数据增广的一种方式，对输入点云进行随机旋转和放缩变换

将全局旋转、缩放和平移应用于 3D 场景

参数

args	description
rot_range (list[float])	旋转角度范围。默认为 [-0.78539816, 0.78539816]（接近 [-pi/4, pi/4]）。
scale_ratio_range (list[float])	比例范围。默认为 [0.95, 1.05]。
Translation_std (list[float])	标准差应用于场景的平移噪声，其中从高斯分布中采样，其标准差由“translation_std”设置。默认
shift_height (bool)	是否移动高度。（室内点的第四维）缩放时。默认为 False。

源码

    def _trans_bbox_points(self, input_dict: dict) -> None:
        """Private function to translate bounding boxes and points.

        Args:
            input_dict (dict): Result dict from loading pipeline.

        Returns:
            dict: Results after translation, 'points', 'pcd_trans'
            and `gt_bboxes_3d` is updated in the result dict.
        """
        translation_std = np.array(self.translation_std, dtype=np.float32)
        trans_factor = np.random.normal(scale=translation_std, size=3).T

        input_dict['points'].translate(trans_factor)
        input_dict['pcd_trans'] = trans_factor
        if 'gt_bboxes_3d' in input_dict:
            input_dict['gt_bboxes_3d'].translate(trans_factor)

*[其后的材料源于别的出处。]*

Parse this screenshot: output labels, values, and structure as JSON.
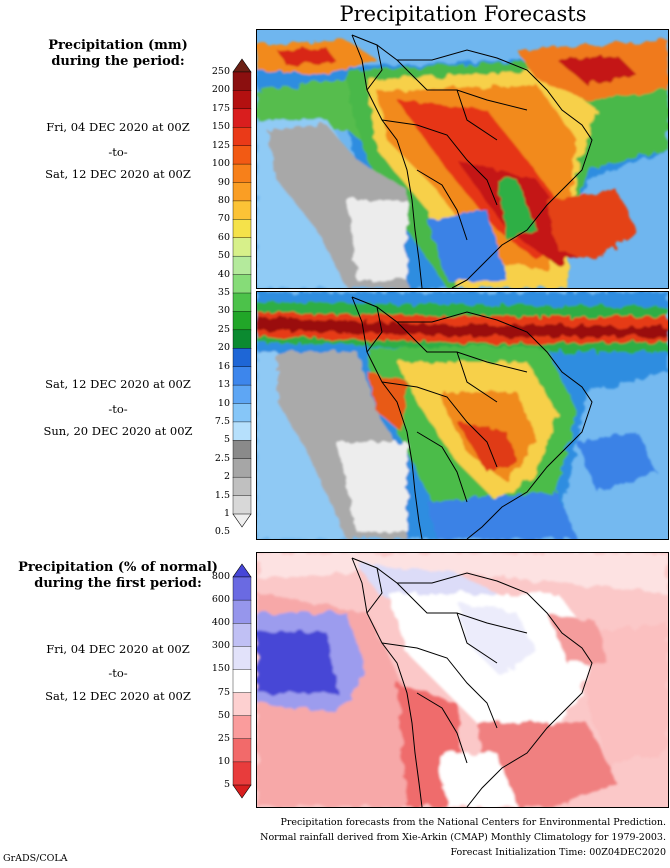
{
  "header": {
    "title": "Precipitation Forecasts"
  },
  "legend_top": {
    "title_line1": "Precipitation (mm)",
    "title_line2": "during the period:",
    "ticks": [
      "250",
      "200",
      "175",
      "150",
      "125",
      "100",
      "90",
      "80",
      "70",
      "60",
      "50",
      "40",
      "35",
      "30",
      "25",
      "20",
      "16",
      "13",
      "10",
      "7.5",
      "5",
      "2.5",
      "2",
      "1.5",
      "1",
      "0.5"
    ],
    "colors": [
      "#6b1f14",
      "#8b0f0f",
      "#b31010",
      "#d91e1e",
      "#ea3a18",
      "#f25a14",
      "#f7801a",
      "#fa9e24",
      "#fcc336",
      "#f5e24a",
      "#d7f08a",
      "#b4ea9c",
      "#86dc78",
      "#4cc24a",
      "#21a628",
      "#0b8a30",
      "#1e66d6",
      "#3d86ec",
      "#5ea6f4",
      "#86c6f8",
      "#b6e0fc",
      "#8a8a8a",
      "#a6a6a6",
      "#c0c0c0",
      "#d8d8d8",
      "#efefef"
    ]
  },
  "period1": {
    "start": "Fri, 04 DEC 2020 at 00Z",
    "sep": "-to-",
    "end": "Sat, 12 DEC 2020 at 00Z"
  },
  "period2": {
    "start": "Sat, 12 DEC 2020 at 00Z",
    "sep": "-to-",
    "end": "Sun, 20 DEC 2020 at 00Z"
  },
  "legend_bottom": {
    "title_line1": "Precipitation (% of normal)",
    "title_line2": "during the first period:",
    "ticks": [
      "800",
      "600",
      "400",
      "300",
      "150",
      "75",
      "50",
      "25",
      "10",
      "5"
    ],
    "colors": [
      "#4646d8",
      "#6a6ae2",
      "#9696ec",
      "#c0c0f4",
      "#e2e2fa",
      "#ffffff",
      "#fdd0d0",
      "#fa9c9c",
      "#f26a6a",
      "#e83c3c",
      "#d81e1e"
    ]
  },
  "period3": {
    "start": "Fri, 04 DEC 2020 at 00Z",
    "sep": "-to-",
    "end": "Sat, 12 DEC 2020 at 00Z"
  },
  "footer": {
    "line1": "Precipitation forecasts from the National Centers for Environmental Prediction.",
    "line2": "Normal rainfall derived from Xie-Arkin (CMAP) Monthly Climatology for 1979-2003.",
    "line3": "Forecast Initialization Time: 00Z04DEC2020",
    "credit": "GrADS/COLA"
  }
}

    def _rot_bbox_points(self, input_dict: dict) -> None:
        """Private function to rotate bounding boxes and points.

        Args:
            input_dict (dict): Result dict from loading pipeline.

        Returns:
            dict: Results after rotation, 'points', 'pcd_rotation'
            and `gt_bboxes_3d` is updated in the result dict.
        """
        rotation = self.rot_range
        noise_rotation = np.random.uniform(rotation[0], rotation[1])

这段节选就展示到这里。